Jun 07 2020 0
Investors always want to learn how to trade forex fundamental news. Fundamental news will give them details on whether the value of the dollar is going up or down. Just like many indicators that stock investors use to track the health of companies, there are many economic reports that provide insight into the future value of the US dollar.
Introduction to fundamental analysis in forex trading
Fundamental analysis involves using data to discern information about forex investing. The strength of the economy or currency provided by these data will be of varying importance.
Some notable macroeconomic indicators will be listed below. Remember, the actual statistics are often less important than its trend (meaning whether it is up or down), the success or failure of an indicator is the fulfillment of expectations prior to its release. A bullish surprise can bring good news, while a bearish surprise can cause the dollar to fall.
How to trade forex fundamental news
If you want to trade forex successfully, you should notice the following fundamental news. They play a great role in deciding where the market is heading.
Current Account Balance
This information is released quarterly (at 1.30pm GMT), approximately 30 days after the end of the quarter. The current account balance measures U.S. trade in goods and services and includes income from overseas investments and payments to entities abroad.
A positive value (current account surplus) indicates that capital inflows from these components into the US exceed capital leaving the country (more money coming in than leaving the country). A negative value (current account deficit) means there is a net inflow of capital from these sources (more money leaving the country than coming in). Increasing the long-term current account deficit can have a negative impact on the US dollar as it affects the likelihood of future rate hikes if the economy doesn't do well.
This information is released (at 1.30pm GMT) approximately 40 days after the end of the quarter. The balance of trade shows the difference between US exports and imports of goods and services. A positive equilibrium is called a trade surplus if there are more exports than imports of goods and services. A negative balance is called a trade deficit or, if imports are more than exports. The long-term effects of a worsening trade balance put downward pressure on the US dollar.

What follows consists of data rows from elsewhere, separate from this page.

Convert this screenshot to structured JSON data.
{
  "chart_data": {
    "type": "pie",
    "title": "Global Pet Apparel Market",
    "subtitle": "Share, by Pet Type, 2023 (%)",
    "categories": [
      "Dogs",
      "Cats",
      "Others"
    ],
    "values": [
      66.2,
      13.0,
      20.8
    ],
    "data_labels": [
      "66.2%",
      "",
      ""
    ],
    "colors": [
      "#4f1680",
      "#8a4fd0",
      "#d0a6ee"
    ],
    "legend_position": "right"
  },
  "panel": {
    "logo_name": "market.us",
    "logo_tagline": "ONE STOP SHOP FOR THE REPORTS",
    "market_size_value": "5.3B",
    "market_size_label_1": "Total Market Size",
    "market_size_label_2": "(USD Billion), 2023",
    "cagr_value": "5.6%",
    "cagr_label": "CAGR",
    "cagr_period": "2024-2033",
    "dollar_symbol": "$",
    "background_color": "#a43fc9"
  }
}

Consumer Price Index (CPI)
This information is released monthly (at 1.30pm GMT), approximately 15 days after the month ends.
CPI is often considered a measure of inflation of the US economy. The rapid rise in the value of CPI figures could prompt the central bank to respond by raising interest rates. An increase in interest rates usually increases the value of a country's currency, but it can negatively impact the stock market in the short term. This is because some investors may decide to keep their deposits as cash to earn interest instead of investing in the market.
Producer Price Index (PPI)
This information is released monthly (at 1.30pm GMT), approximately 17 days after the month ends.
PPI measures the change in prices of factory-made goods. A rapidly rising PPI is considered inflationary and can lower bond prices and raise long-term interest rates. The impact on the US dollar and US stocks is often ambiguous and must be read in conjunction with other economic data releases.
This information is released monthly (at 1.30pm GMT), usually on the first Friday after the month ends.
This is a Forex news Statistical Monthly Survey of Nonfarm Payroll Employment across the United States and one of the most important and closely watched economic releases in the world. If the numbers rise, interest rates and the US dollar will generally rise. If the data is weak then interest rates and the dollar will usually fall.
This information is released weekly (at 1.30pm GMT), five days after the end of week.
This is the number of individuals who filed for unemployment insurance for the first time in the past week. This is the earliest US economic data. If jobless claims rise, you can expect the stock market and the US dollar to fall in value.
Gross Domestic Product (GDP)
This information is extremely important, released quarterly (at 1.30pm GMT), approximately 30 days after the end of the quarter.
Gross domestic product (GDP) is one of the main indicators used to gauge the health of a national economy. If US GDP is positive, it is expected that the US dollar will increase as the economy strengthens.
In addition to the above 7 types of forex news, there are many other important news, including inflation reports, home sales and buying US Treasuries. This news also affects the US dollar.
The government plays an important role in the strength of the dollar, as foreign investors see signs of stability and prosperity. Stable policy, stable politics and tax cuts for consumers are all positives for the dollar. On the other hand, terrorist attacks, wars, increased government spending are all bad news for the country and the dollar.
Developments in other countries are also taken into consideration, as factors such as the appreciation of the euro or a decrease in foreign currency reserves (the dollar is held by other countries) are bad news for the dollar, while instability abroad is good news for the dollar. That’s what you should know when learning how to trade forex fundamental news.